ガッちゃんがみんなのつくえに目を向けると、トレイのお皿に、おいしそうなパンがくばられているではありませんか。
(パン、パン、パン)
とうとう、ガッちゃんはがまんできなくなってしまいました。
「グ、グワワワ。はらへった、はらへった」
ちょうどその時です。
ガガガガガ
グワグワグワ
グワッ グワッ
校庭の方から、もっとすざましい声が聞こえてきたのです。
カラーたちから話を聞いた六羽の兄さんアヒルが、一列にならんで歩きながら、ガッちゃんをさがしに学校までやってきたのでした。
「ガガガ、ぶじかあ? ガッちゃん」
「グワワワ、どこにいるの? ガッちゃん」
「グワッ グワッ いたら返事してくれ。

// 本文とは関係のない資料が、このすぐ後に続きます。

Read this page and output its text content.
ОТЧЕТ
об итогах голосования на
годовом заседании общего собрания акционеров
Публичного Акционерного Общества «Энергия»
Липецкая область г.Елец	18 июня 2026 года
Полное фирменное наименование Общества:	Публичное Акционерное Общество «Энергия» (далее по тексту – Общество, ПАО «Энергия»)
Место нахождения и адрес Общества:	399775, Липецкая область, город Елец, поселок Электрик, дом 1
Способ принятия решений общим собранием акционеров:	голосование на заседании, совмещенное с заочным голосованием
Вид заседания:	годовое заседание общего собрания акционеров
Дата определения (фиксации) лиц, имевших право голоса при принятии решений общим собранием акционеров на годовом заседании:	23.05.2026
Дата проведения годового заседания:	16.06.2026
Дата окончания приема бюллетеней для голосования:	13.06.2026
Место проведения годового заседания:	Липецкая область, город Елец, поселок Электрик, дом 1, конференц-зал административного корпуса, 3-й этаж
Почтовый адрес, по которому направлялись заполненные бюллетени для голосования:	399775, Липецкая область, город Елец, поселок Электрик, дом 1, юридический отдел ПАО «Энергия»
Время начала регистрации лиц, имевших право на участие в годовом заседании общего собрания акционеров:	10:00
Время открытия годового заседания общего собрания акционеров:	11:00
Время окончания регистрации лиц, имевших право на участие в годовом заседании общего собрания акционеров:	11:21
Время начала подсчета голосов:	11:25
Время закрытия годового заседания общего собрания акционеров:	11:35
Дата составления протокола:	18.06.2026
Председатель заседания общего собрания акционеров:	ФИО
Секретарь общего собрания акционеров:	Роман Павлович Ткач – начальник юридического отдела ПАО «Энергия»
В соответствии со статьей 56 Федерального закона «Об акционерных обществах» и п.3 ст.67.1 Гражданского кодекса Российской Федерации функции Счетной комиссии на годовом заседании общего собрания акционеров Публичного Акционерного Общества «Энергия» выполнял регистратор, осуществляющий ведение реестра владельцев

ガッちゃん」
さあ、教室のみんなは大さわぎ。
まどをあけて、アヒルだアヒルだとさけびはじめました。
ユイは、とっさに一輪ざしをふりかえりました。
「キャ!」
思わずさけび出しそうになって、口をおさえました。
そこには、カラーではなく、大きくくちばしをのばした、まっ白なアヒルが立っていたのです。
「たいへん!」
みんながまどべにあつまっているすきをねらって、ユイはアヒルをだきかかえると、人気の少ないうらぐちへと走りました。
「ごめんね。早くみんなのところに行って」
アヒルをすばやく放してやりました。
―ガガガガ
ガッちゃんはすぐに兄さんアヒルたちのもとに鳴きながら帰っていきました。
「もう一羽ふえたぞ」
「うらの方から来たぞ」
ユイが教室にもどると、みんなは、まだまだきゅうしょくどころではないさわぎです。
ようやくいただきますを言ったのは、七羽のアヒルたちが校門から出て行ったあとのことでした。
放課後、ふしぎそうにアンリが言いました。
「あれ? ユイちゃん、カラーの花がなくなってるよ」
ユイは、にっこり笑ってこたえました。
「あのお花には、教室の中はたいくつすぎたかもね」
そしてふと思ったのです。アヒルさん、パン食べたかったかなあ……と。
そこでユイは、アンリにこう言ったのです。
「ねえ。アンリちゃん。こんど、きゅうしょくのパンをアヒルさんに持っていってあげない?」
同じころ、ガッちゃんも池の中を泳ぎながら、兄さんアヒルたちに話していました。